🤖 AI Summary
Two key challenges hinder multimodal fusion in robotic manipulation: (1) dominant modalities (e.g., vision) suppressing critical sparse signals (e.g., touch), and (2) inflexible adaptation to novel or missing modalities. To address these, we propose DiffRouter—a diffusion-based adaptive multimodal fusion framework integrating learnable routing. Instead of feature concatenation, DiffRouter employs independent diffusion models per modality and a lightweight router that dynamically learns inter-modal consensus weights, enabling complementary integration and adaptive switching—especially for contact-rich tasks. Crucially, it supports zero-shot incremental modality addition without retraining.

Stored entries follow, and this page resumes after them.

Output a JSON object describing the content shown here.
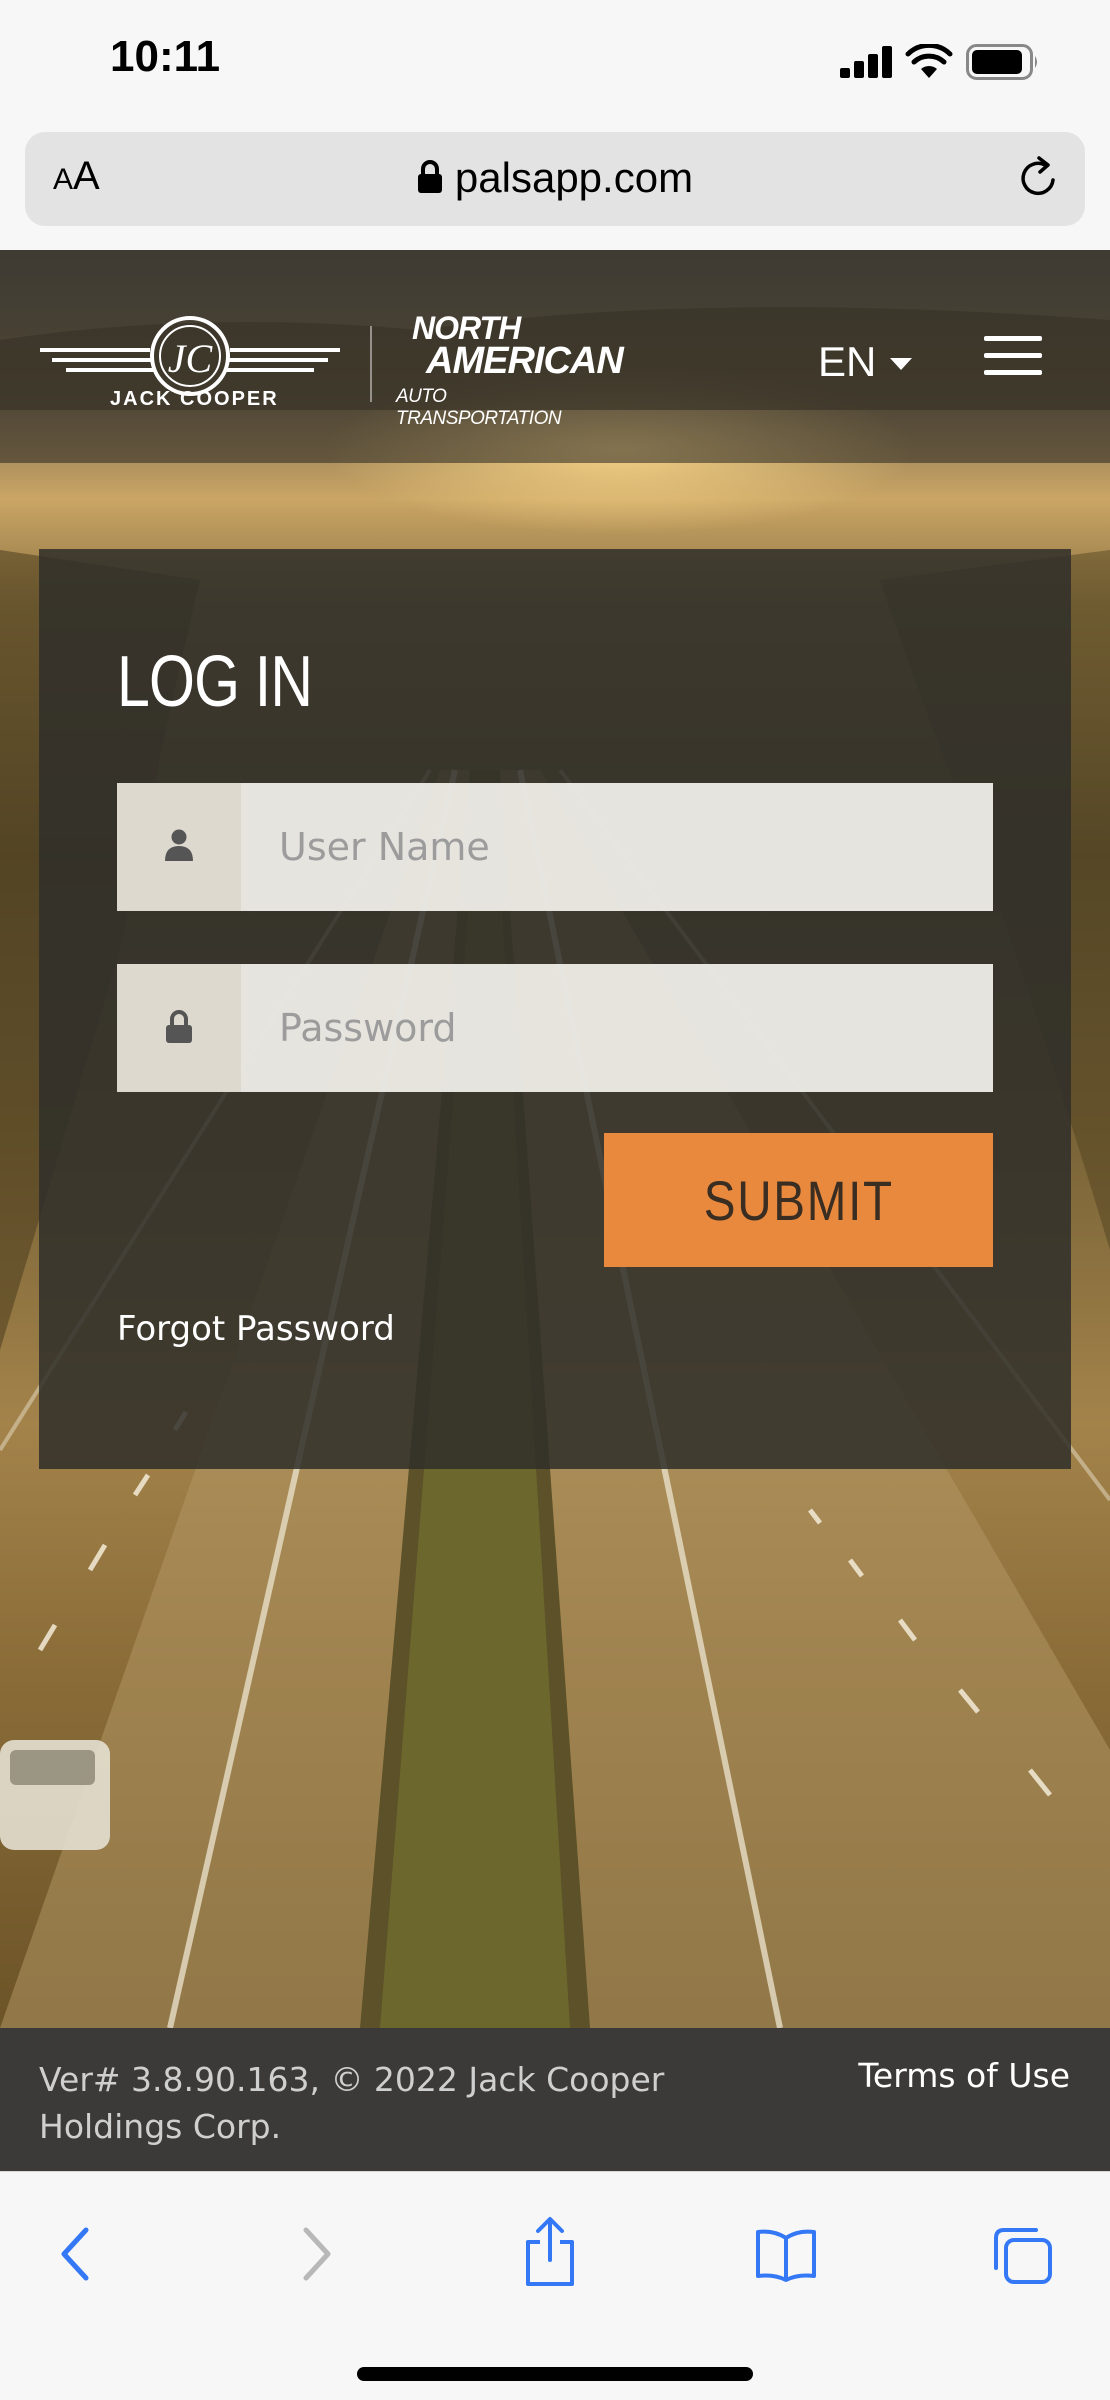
{
  "status_bar": {
    "time": "10:11"
  },
  "browser": {
    "text_size_label": "AA",
    "url": "palsapp.com"
  },
  "header": {
    "brand1_label": "JACK COOPER",
    "brand2_line1": "NORTH",
    "brand2_line2": "AMERICAN",
    "brand2_line3": "AUTO TRANSPORTATION",
    "language": "EN"
  },
  "login": {
    "title": "LOG IN",
    "username_placeholder": "User Name",
    "password_placeholder": "Password",
    "submit_label": "SUBMIT",
    "forgot_label": "Forgot Password"
  },
  "footer": {
    "version_text": "Ver# 3.8.90.163, © 2022 Jack Cooper Holdings Corp.",
    "terms_label": "Terms of Use"
  },
  "colors": {
    "accent": "#e8893e",
    "panel": "#302e2a",
    "footer": "#3b3a38",
    "ios_blue": "#3478f6"
  },
  "icons": {
    "toolbar": [
      "back-icon",
      "forward-icon",
      "share-icon",
      "bookmarks-icon",
      "tabs-icon"
    ]
  }
}
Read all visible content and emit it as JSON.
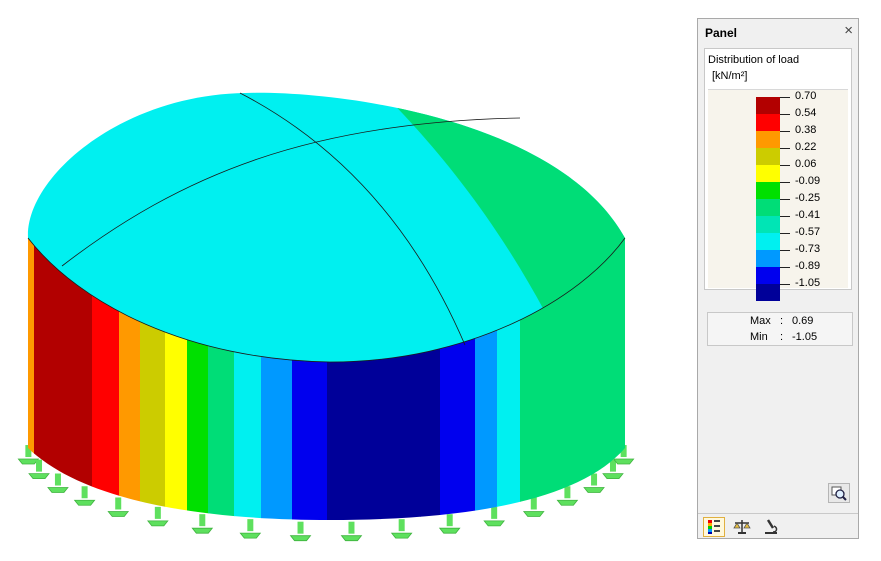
{
  "panel": {
    "title": "Panel",
    "close_symbol": "×",
    "legend": {
      "title": "Distribution of load",
      "unit": "[kN/m²]",
      "stops": [
        {
          "label": "0.70",
          "color": "#b20000"
        },
        {
          "label": "0.54",
          "color": "#ff0000"
        },
        {
          "label": "0.38",
          "color": "#ff9900"
        },
        {
          "label": "0.22",
          "color": "#cccc00"
        },
        {
          "label": "0.06",
          "color": "#ffff00"
        },
        {
          "label": "-0.09",
          "color": "#00e000"
        },
        {
          "label": "-0.25",
          "color": "#00dd77"
        },
        {
          "label": "-0.41",
          "color": "#00e5b5"
        },
        {
          "label": "-0.57",
          "color": "#00f0f0"
        },
        {
          "label": "-0.73",
          "color": "#0099ff"
        },
        {
          "label": "-0.89",
          "color": "#0000ee"
        },
        {
          "label": "-1.05",
          "color": "#000099"
        }
      ]
    },
    "max_label": "Max",
    "max_value": "0.69",
    "min_label": "Min",
    "min_value": "-1.05",
    "separator": ":",
    "icons": {
      "zoom": "magnifier-icon",
      "tab_colors": "color-scale-icon",
      "tab_balance": "balance-icon",
      "tab_microscope": "microscope-icon"
    }
  },
  "model": {
    "roof_color": "#00f0f0",
    "roof_right_color": "#00dd77",
    "roof_edge_color": "#00e000",
    "support_color": "#5ee05e",
    "wall_bands": [
      {
        "color": "#ff9900"
      },
      {
        "color": "#b20000"
      },
      {
        "color": "#b20000"
      },
      {
        "color": "#ff0000"
      },
      {
        "color": "#ff9900"
      },
      {
        "color": "#cccc00"
      },
      {
        "color": "#ffff00"
      },
      {
        "color": "#00e000"
      },
      {
        "color": "#00dd77"
      },
      {
        "color": "#00f0f0"
      },
      {
        "color": "#0099ff"
      },
      {
        "color": "#0000ee"
      },
      {
        "color": "#000099"
      },
      {
        "color": "#000099"
      },
      {
        "color": "#000099"
      },
      {
        "color": "#0000ee"
      },
      {
        "color": "#0099ff"
      },
      {
        "color": "#00f0f0"
      },
      {
        "color": "#00dd77"
      },
      {
        "color": "#00dd77"
      },
      {
        "color": "#00dd77"
      },
      {
        "color": "#00dd77"
      }
    ]
  }
}
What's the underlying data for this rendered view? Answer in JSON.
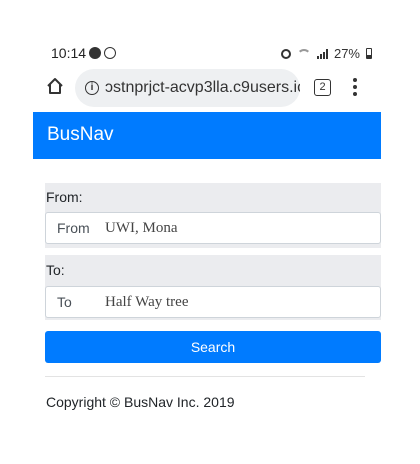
{
  "status_bar": {
    "time": "10:14",
    "battery": "27%"
  },
  "browser": {
    "url": "ɔstnprjct-acvp3lla.c9users.io",
    "tab_count": "2",
    "info_symbol": "i"
  },
  "navbar": {
    "brand": "BusNav",
    "color": "#007bff"
  },
  "form": {
    "from_label": "From:",
    "from_prefix": "From",
    "from_value": "UWI, Mona",
    "to_label": "To:",
    "to_prefix": "To",
    "to_value": "Half Way tree",
    "search_label": "Search"
  },
  "footer": {
    "copyright": "Copyright © BusNav Inc. 2019"
  }
}
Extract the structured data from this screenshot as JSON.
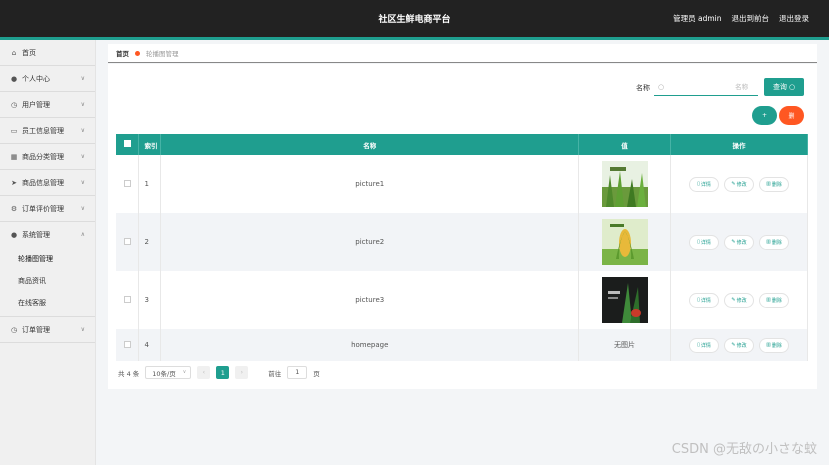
{
  "header": {
    "title": "社区生鲜电商平台",
    "user_label": "管理员 admin",
    "back_label": "退出到前台",
    "logout_label": "退出登录"
  },
  "sidebar": {
    "items": [
      {
        "label": "首页",
        "icon": "home-icon",
        "chevron": false
      },
      {
        "label": "个人中心",
        "icon": "user-icon",
        "chevron": true
      },
      {
        "label": "用户管理",
        "icon": "clock-icon",
        "chevron": true
      },
      {
        "label": "员工信息管理",
        "icon": "monitor-icon",
        "chevron": true
      },
      {
        "label": "商品分类管理",
        "icon": "grid-icon",
        "chevron": true
      },
      {
        "label": "商品信息管理",
        "icon": "send-icon",
        "chevron": true
      },
      {
        "label": "订单评价管理",
        "icon": "gear-icon",
        "chevron": true
      },
      {
        "label": "系统管理",
        "icon": "location-icon",
        "chevron": true,
        "expanded": true
      },
      {
        "label": "订单管理",
        "icon": "clock-icon",
        "chevron": true
      }
    ],
    "sub_items": [
      "轮播图管理",
      "商品资讯",
      "在线客服"
    ]
  },
  "breadcrumb": {
    "home": "首页",
    "current": "轮播图管理"
  },
  "search": {
    "label": "名称",
    "placeholder": "名称",
    "button": "查询"
  },
  "actions": {
    "add": "+",
    "delete": "删"
  },
  "table": {
    "headers": {
      "index": "索引",
      "name": "名称",
      "value": "值",
      "ops": "操作"
    },
    "rows": [
      {
        "index": "1",
        "name": "picture1",
        "value": "image",
        "thumb": "green"
      },
      {
        "index": "2",
        "name": "picture2",
        "value": "image",
        "thumb": "corn"
      },
      {
        "index": "3",
        "name": "picture3",
        "value": "image",
        "thumb": "dark"
      },
      {
        "index": "4",
        "name": "homepage",
        "value": "无图片",
        "thumb": "none"
      }
    ],
    "op_labels": {
      "detail": "详情",
      "edit": "修改",
      "remove": "删除"
    }
  },
  "pager": {
    "total": "共 4 条",
    "page_size": "10条/页",
    "current_page": "1",
    "goto_label": "前往",
    "goto_value": "1",
    "page_suffix": "页"
  },
  "watermark": "CSDN @无敌の小さな蚊",
  "colors": {
    "accent": "#1f9e8f",
    "danger": "#ff5722",
    "topbar": "#222222"
  }
}
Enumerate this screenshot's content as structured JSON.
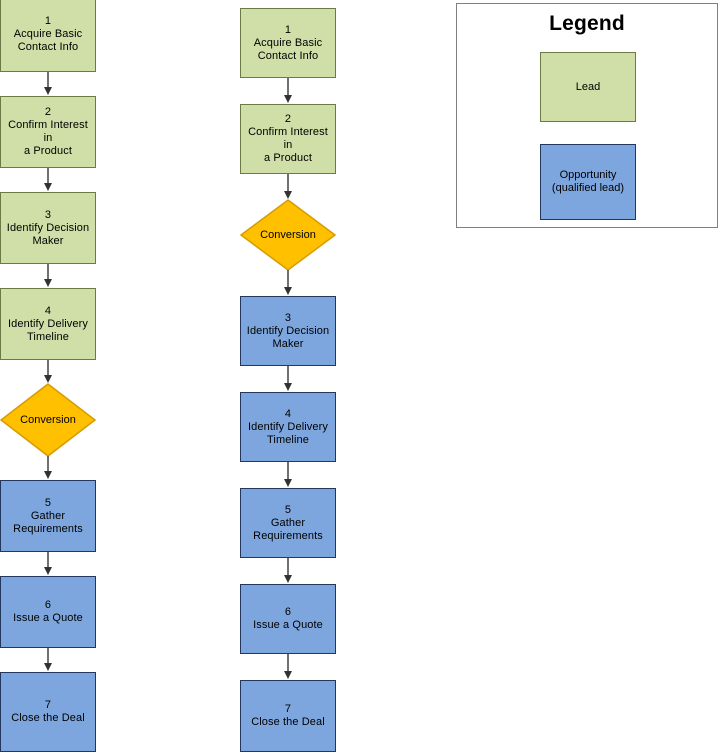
{
  "diagram": {
    "title_hidden": "Sales Lead to Opportunity Conversion Flow",
    "columns": [
      {
        "name": "before-conversion-flow",
        "nodes": [
          {
            "id": "l1",
            "type": "process",
            "category": "lead",
            "label": "1\nAcquire Basic\nContact Info"
          },
          {
            "id": "l2",
            "type": "process",
            "category": "lead",
            "label": "2\nConfirm Interest in\na Product"
          },
          {
            "id": "l3",
            "type": "process",
            "category": "lead",
            "label": "3\nIdentify Decision\nMaker"
          },
          {
            "id": "l4",
            "type": "process",
            "category": "lead",
            "label": "4\nIdentify Delivery\nTimeline"
          },
          {
            "id": "l5",
            "type": "decision",
            "category": "conversion",
            "label": "Conversion"
          },
          {
            "id": "l6",
            "type": "process",
            "category": "opportunity",
            "label": "5\nGather\nRequirements"
          },
          {
            "id": "l7",
            "type": "process",
            "category": "opportunity",
            "label": "6\nIssue a Quote"
          },
          {
            "id": "l8",
            "type": "process",
            "category": "opportunity",
            "label": "7\nClose the Deal"
          }
        ]
      },
      {
        "name": "early-conversion-flow",
        "nodes": [
          {
            "id": "m1",
            "type": "process",
            "category": "lead",
            "label": "1\nAcquire Basic\nContact Info"
          },
          {
            "id": "m2",
            "type": "process",
            "category": "lead",
            "label": "2\nConfirm Interest in\na Product"
          },
          {
            "id": "m3",
            "type": "decision",
            "category": "conversion",
            "label": "Conversion"
          },
          {
            "id": "m4",
            "type": "process",
            "category": "opportunity",
            "label": "3\nIdentify Decision\nMaker"
          },
          {
            "id": "m5",
            "type": "process",
            "category": "opportunity",
            "label": "4\nIdentify Delivery\nTimeline"
          },
          {
            "id": "m6",
            "type": "process",
            "category": "opportunity",
            "label": "5\nGather\nRequirements"
          },
          {
            "id": "m7",
            "type": "process",
            "category": "opportunity",
            "label": "6\nIssue a Quote"
          },
          {
            "id": "m8",
            "type": "process",
            "category": "opportunity",
            "label": "7\nClose the Deal"
          }
        ]
      }
    ]
  },
  "legend": {
    "title": "Legend",
    "items": [
      {
        "id": "legend-lead",
        "label": "Lead",
        "category": "lead"
      },
      {
        "id": "legend-opportunity",
        "label": "Opportunity\n(qualified lead)",
        "category": "opportunity"
      }
    ]
  },
  "colors": {
    "lead_fill": "#cfdfa7",
    "lead_stroke": "#6b7a47",
    "opportunity_fill": "#7ea6de",
    "opportunity_stroke": "#22365e",
    "conversion_fill": "#ffc000",
    "conversion_stroke": "#d79b00",
    "connector": "#333333",
    "legend_border": "#808080",
    "background": "#ffffff"
  }
}
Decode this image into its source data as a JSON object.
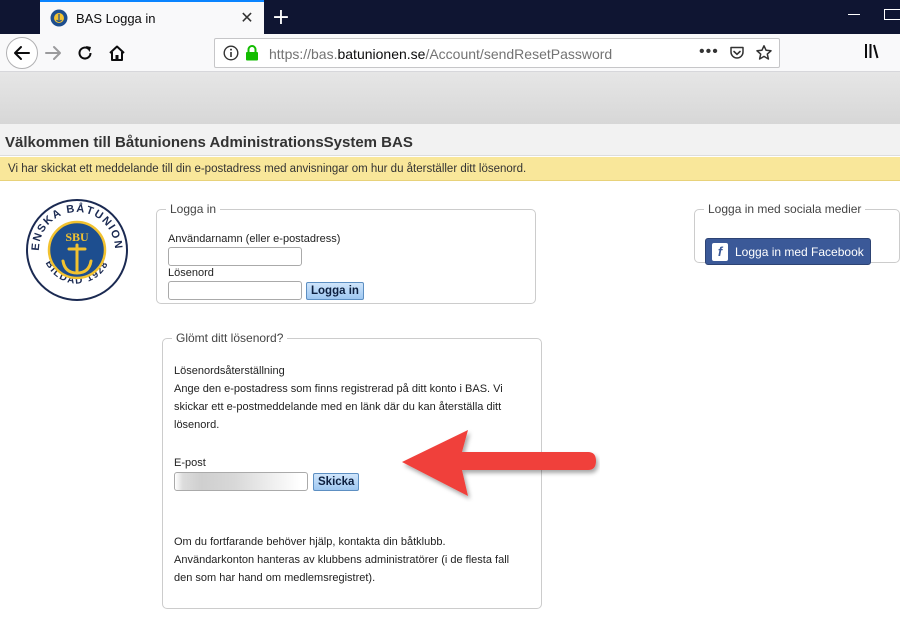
{
  "browser": {
    "tab_title": "BAS Logga in",
    "tab_close_glyph": "✕",
    "new_tab_glyph": "+",
    "url_prefix": "https://bas.",
    "url_host": "batunionen.se",
    "url_path": "/Account/sendResetPassword",
    "url_more_glyph": "•••"
  },
  "page": {
    "title": "Välkommen till Båtunionens AdministrationsSystem BAS",
    "notice": "Vi har skickat ett meddelande till din e-postadress med anvisningar om hur du återställer ditt lösenord.",
    "notice_color": "#f9e79a"
  },
  "logo": {
    "ring_text": "SVENSKA BÅTUNIONEN",
    "bottom_text": "BILDAD 1928",
    "center_text": "SBU"
  },
  "login": {
    "legend": "Logga in",
    "username_label": "Användarnamn (eller e-postadress)",
    "password_label": "Lösenord",
    "submit_label": "Logga in"
  },
  "social": {
    "legend": "Logga in med sociala medier",
    "facebook_label": "Logga in med Facebook",
    "facebook_color": "#3b5998"
  },
  "forgot": {
    "legend": "Glömt ditt lösenord?",
    "heading": "Lösenordsåterställning",
    "description": "Ange den e-postadress som finns registrerad på ditt konto i BAS. Vi skickar ett e-postmeddelande med en länk där du kan återställa ditt lösenord.",
    "email_label": "E-post",
    "submit_label": "Skicka",
    "help_text": "Om du fortfarande behöver hjälp, kontakta din båtklubb. Användarkonton hanteras av klubbens administratörer (i de flesta fall den som har hand om medlemsregistret)."
  },
  "annotation": {
    "arrow_color": "#f0403a"
  }
}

Evaluated on RLBench simulations and real-world setups, DiffRouter achieves significant performance gains over baselines in occluded grasping, in-hand rotation, and puzzle insertion. Perturbation analysis confirms its capability to dynamically recalibrate modality importance, demonstrating strong robustness and generalization across diverse sensing configurations.
📝 Abstract
Effectively integrating diverse sensory modalities is crucial for robotic manipulation. However, the typical approach of feature concatenation is often suboptimal: dominant modalities such as vision can overwhelm sparse but critical signals like touch in contact-rich tasks, and monolithic architectures cannot flexibly incorporate new or missing modalities without retraining. Our method factorizes the policy into a set of diffusion models, each specialized for a single representation (e.g., vision or touch), and employs a router network that learns consensus weights to adaptively combine their contributions, enabling incremental of new representations. We evaluate our approach on simulated manipulation tasks in {RLBench}, as well as real-world tasks such as occluded object picking, in-hand spoon reorientation, and puzzle insertion, where it significantly outperforms feature-concatenation baselines on scenarios requiring multimodal reasoning. Our policy further demonstrates robustness to physical perturbations and sensor corruption. We further conduct perturbation-based importance analysis, which reveals adaptive shifts between modalities.